呼出气一氧化氮(FE(NO))是一种类固醇剂量依赖性嗜酸性粒细胞炎症标志物,但也是支气管舒缩性的介质,但与肺功能测试(PFT)之间的统计学关系很少得到证实。目的是检验以下假设,即通过吸入皮质类固醇(ICS)治疗可以揭示 FE(NO)与 PFT 之间的关系,即 FE(NO)与支气管扩张剂反应(支气管舒缩性的指标)之间的联系将在 ICS 下出现。
在没有近期(一个月)呼吸道症状的特应性哮喘儿童中测量呼出气一氧化氮、用力呼气流量和肺容积。

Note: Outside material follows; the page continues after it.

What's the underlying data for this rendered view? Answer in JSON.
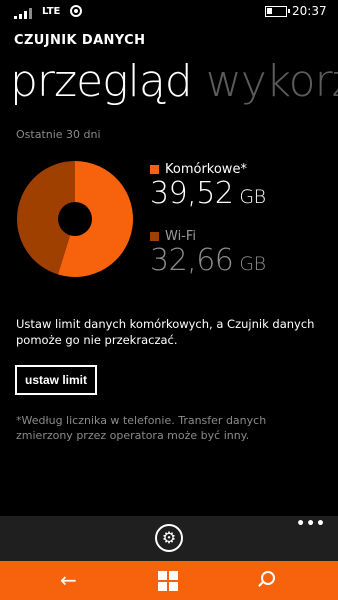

共纳入 230 名儿童(平均+或-标准差,年龄:11.2+或-2.5 岁,69 名女孩)(预计百分比,FEV(1):100+或-14;FEF(50%):76+或-23;RV:107+或-29)。ICS 剂量(GINA 分类)与 FE(NO)之间的关系在 ICS 剂量高于 200μg 倍氯米松等效日剂量的儿童中趋于平稳:FE(NO)(中位数[25%-75%]),43 ppb [15-105](无治疗,n=65),33 ppb [15-77](低剂量,n=70),23 ppb [12-57](中剂量,n=57)和 26 ppb [9-49](高剂量,n=38)。仅在接受超过 200μg/天 ICS 的儿童中观察到 FE(NO)与 PFT 之间存在统计学显著关系:与 FEV(1)(中剂量 ICS 剂量:rho=0.43,p=0.001;高剂量:rho=0.32,p=0.052)和支气管扩张剂(400μg 沙丁胺醇)反应(中剂量:rho=0.54,p=0.001;高剂量:rho=0.65,p=0.002)。
在临床控制的哮喘特应性儿童中,随着 ICS 剂量的增加,FE(NO)与支气管舒缩性之间出现正相关,这进一步表明,FE(NO)值最高的儿童可能对类固醇的敏感性较低。